Re^4: elsif chain vs. dispatch
by ikegami (Patriarch) on Apr 27, 2009 at 20:05 UTC

    A measure was added to 5.8.1 to thwart the intentional exercise of the degenerate case.

    I don't see anything in there or in the linked section of perlsec about detecting the accidental exercise of the degenerate case, but it's possible. (It's even likely.)

    if (n_links > HV_MAX_LENGTH_BEFORE_SPLIT) in hv.c in perl.git might be that very check.

Re^4: elsif chain vs. dispatch
by Marshall (Canon) on Apr 27, 2009 at 20:31 UTC
    Ooops. I think I screwed up here an pushed create/update button at the wrong level. Lots below is redundant. A goof...

    I don't know what is new in Perl 5.8.3 regarding new re-sizing algorithms based upon buckets used, but if you are curious as to what is happening, the scalar value of a hash, eg my $x = %hash; returns a string like "(10/1024)" showing number of buckets used/total buckets.

    To pre-size a hash or force it get bigger, assign a scalar to keys %hash, eg: keys %hash=8192;.

    The Perl hash algorithm is:

    /* of course C code */ int i = klen; unsigned int hash =0; char *s = key; while (i--) hash = hash *33 + *s++;
    Perl cuts the above value to the hash array size of bits, which in Perl is always a power of 2. As mentioned above, this "(10/1024)" string shows number of "buckets" used and total "buckets". There is another value, hxv_keys accessible to the Perl "guts" that contains the total number of hash entries.

    If the total number of entries exceeds the number of buckets used, Perl will increase the hash size by one more bit and recalculate all hash keys again.

    So let's say that we have a hash with 8 buckets and for some reason only one of those buckets is being used. When the ninth one shows up, Perl will see (9>8) and will re-size the hash by adding one more bit to the hash key. In practice, this algorithm appears to work pretty well. I guess there are some improvement in >=Perl 5.8.3.

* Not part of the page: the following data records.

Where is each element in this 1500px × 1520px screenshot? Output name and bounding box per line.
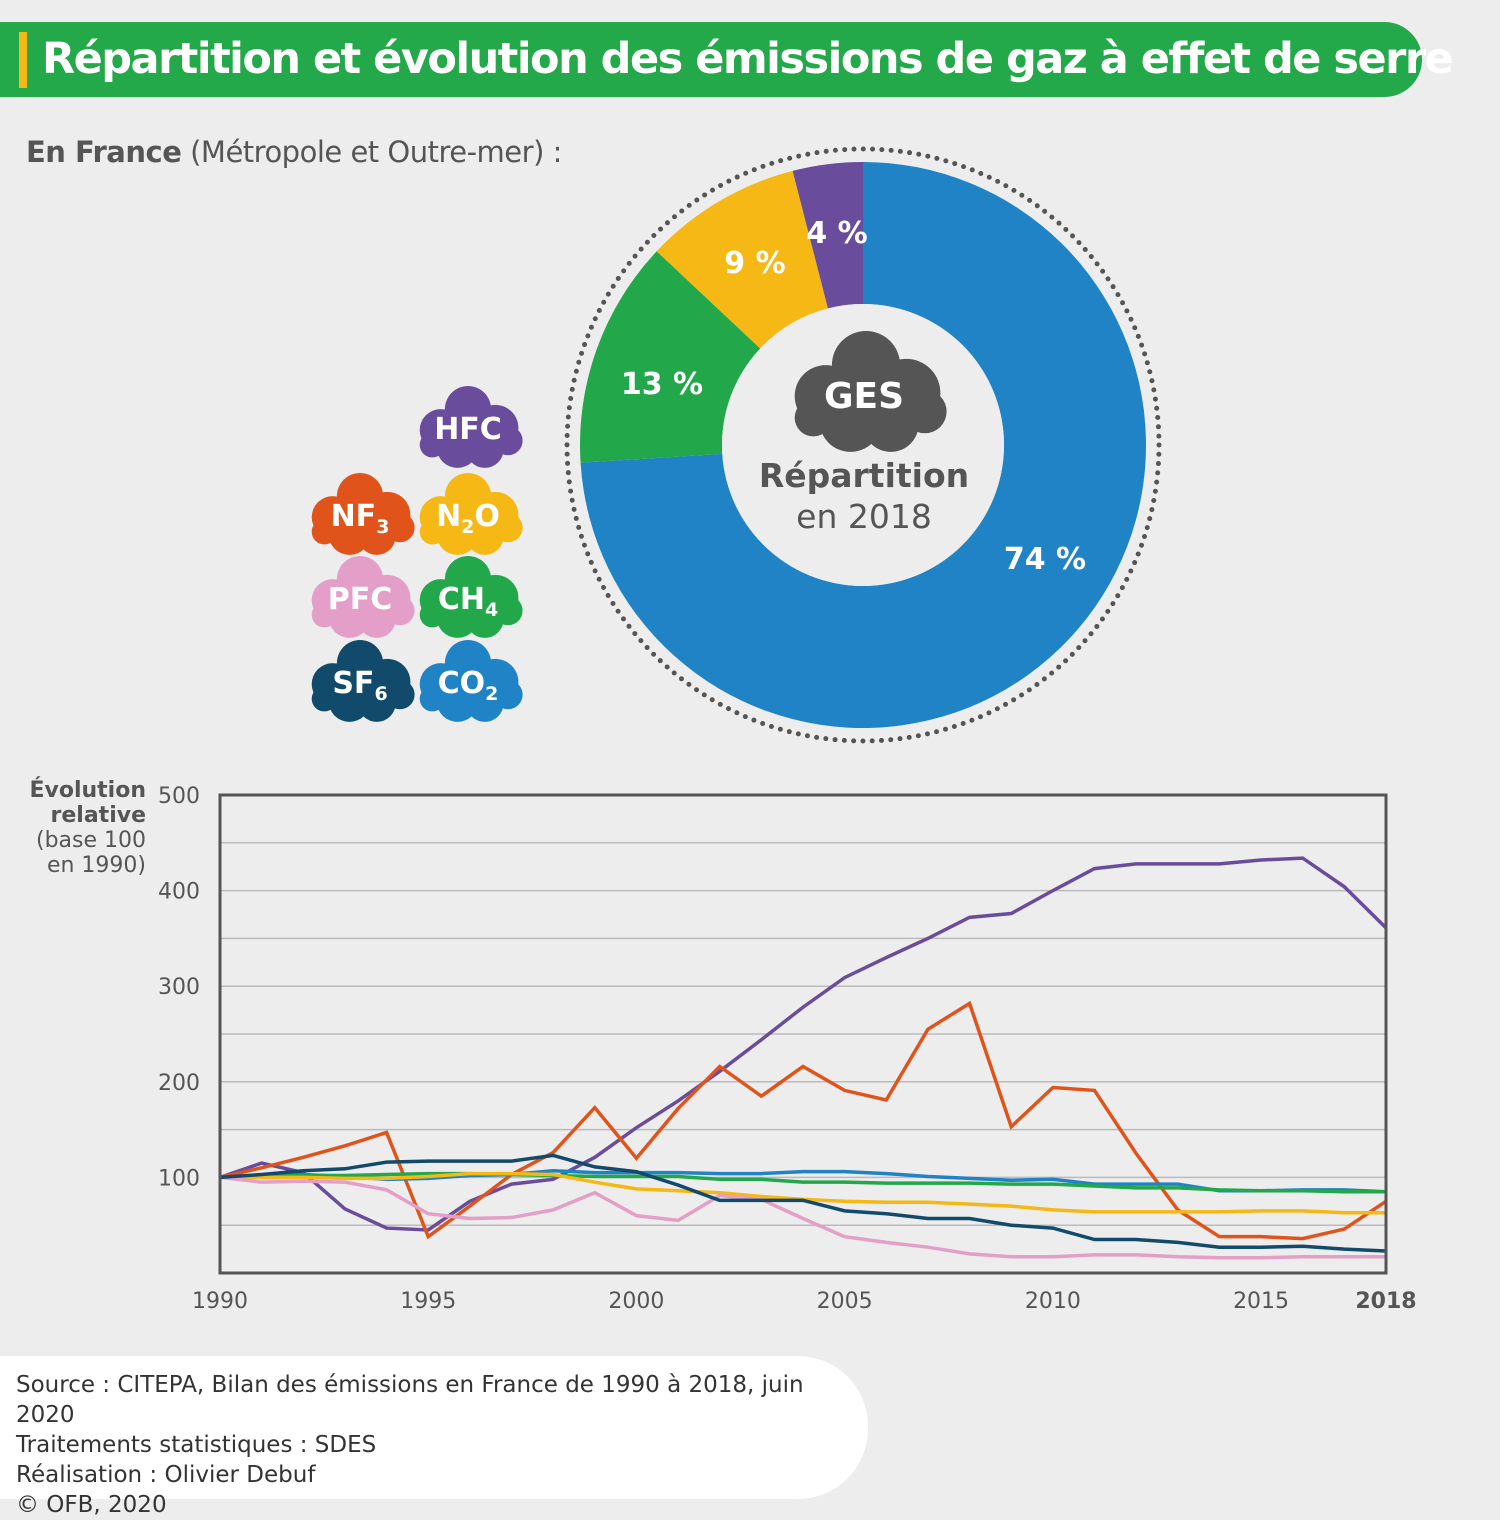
- line-series-hfc: [219, 856, 1388, 1232]
- line-series-sf6: [219, 1153, 1387, 1253]
- pie-slice-co2: [580, 162, 1146, 728]
- slice-label-n2o: 9 %: [724, 246, 785, 281]
- ges-badge: GES: [824, 376, 904, 417]
- source-text: Source : CITEPA, Bilan des émissions en …: [16, 1372, 804, 1428]
- legend-cloud-ch4-icon: [419, 556, 523, 638]
- x-tick-label: 2015: [1233, 1289, 1289, 1314]
- slice-label-hfc: 4 %: [806, 216, 867, 251]
- page-title: Répartition et évolution des émissions d…: [42, 34, 1454, 84]
- cloud-puff: [311, 686, 337, 712]
- cloud-puff: [493, 512, 523, 543]
- cloud-puff: [311, 519, 337, 545]
- x-tick-label: 2018: [1355, 1289, 1416, 1314]
- cloud-puff: [385, 679, 415, 710]
- line-series-nf3: [219, 1000, 1387, 1241]
- legend-cloud-hfc-icon: [419, 386, 523, 468]
- ylabel-line3: en 1990): [46, 853, 146, 878]
- cloud-puff: [311, 602, 337, 628]
- x-tick-label: 2010: [1025, 1289, 1081, 1314]
- pie-slice-ch4: [580, 251, 761, 463]
- subtitle-bold: En France: [26, 135, 182, 169]
- accent-bar: [19, 32, 27, 88]
- line-series-ch4: [219, 1171, 1386, 1194]
- cloud-puff: [493, 595, 523, 626]
- cloud-puff: [385, 512, 415, 543]
- y-tick-label: 200: [158, 1071, 200, 1096]
- pie-slice-n2o: [656, 170, 828, 349]
- y-tick-label: 100: [158, 1166, 200, 1191]
- cloud-puff: [419, 519, 445, 545]
- cloud-puff: [419, 686, 445, 712]
- legend-cloud-n2o-icon: [419, 473, 523, 555]
- legend-label-ch4: CH4: [438, 582, 498, 621]
- cloud-puff: [493, 679, 523, 710]
- subtitle: En France (Métropole et Outre-mer) :: [26, 135, 562, 169]
- cloud-puff: [385, 595, 415, 626]
- ylabel-bold: Évolution relative: [29, 778, 146, 828]
- y-tick-label: 300: [158, 975, 200, 1000]
- cloud-puff: [419, 602, 445, 628]
- line-series-pfc: [219, 1175, 1386, 1260]
- author-text: Réalisation : Olivier Debuf: [16, 1462, 316, 1488]
- copyright-text: © OFB, 2020: [16, 1492, 167, 1518]
- legend-cloud-co2-icon: [419, 640, 523, 722]
- y-tick-label: 400: [158, 880, 200, 905]
- pie-slice-hfc: [792, 162, 863, 309]
- stats-text: Traitements statistiques : SDES: [16, 1432, 377, 1458]
- legend-label-sf6: SF6: [332, 666, 387, 705]
- x-tick-label: 1990: [192, 1289, 248, 1314]
- cloud-puff: [419, 432, 445, 458]
- ylabel-line2: (base 100: [35, 828, 146, 853]
- legend-cloud-pfc-icon: [311, 556, 415, 638]
- x-tick-label: 1995: [400, 1289, 456, 1314]
- slice-label-co2: 74 %: [1004, 542, 1086, 577]
- cloud-puff: [903, 389, 947, 434]
- dotted-ring: [564, 146, 1162, 744]
- center-text-1: Répartition: [759, 456, 969, 495]
- legend-cloud-sf6-icon: [311, 640, 415, 722]
- y-axis-label: Évolution relative (base 100 en 1990): [0, 778, 146, 878]
- ges-cloud-icon: [794, 331, 947, 452]
- slice-label-ch4: 13 %: [621, 367, 703, 402]
- x-tick-label: 2005: [817, 1289, 873, 1314]
- cloud-puff: [493, 425, 523, 456]
- subtitle-rest: (Métropole et Outre-mer) :: [181, 135, 562, 169]
- legend-label-n2o: N2O: [436, 499, 500, 538]
- center-text-2: en 2018: [796, 497, 932, 536]
- legend-label-hfc: HFC: [434, 412, 502, 447]
- legend-label-nf3: NF3: [331, 499, 390, 538]
- y-tick-label: 500: [158, 784, 200, 809]
- title-banner: Répartition et évolution des émissions d…: [0, 22, 1454, 97]
- legend-label-co2: CO2: [438, 666, 499, 705]
- x-tick-label: 2000: [608, 1289, 664, 1314]
- credits: Source : CITEPA, Bilan des émissions en …: [0, 1356, 868, 1518]
- legend-cloud-nf3-icon: [311, 473, 415, 555]
- legend-label-pfc: PFC: [328, 582, 393, 617]
- plot-frame: [218, 793, 1388, 1275]
- cloud-puff: [794, 399, 832, 437]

    Anyway I often work the hashes with say 100,000 things and haven't seen the need yet to override the Perl hash algorithm. However this does appear to point out a pitfall in pre-sizing hash. Perl starts a hash with 8 "buckets". If you start it yourself with say 128 buckets, it is possible to wind up with a lot more things associated with a hash key than if you let Perl just grow the hash on its own.

    update: As a small update, I would add that I haven't found much performance difference in just letting Perl do its hash thing vs pre-sizing a hash. The hash key computation effort (which is actually very efficient as above shows) tends to get dwarfed by the input effort to get the say, 100,000 keys and the computation required on those keys!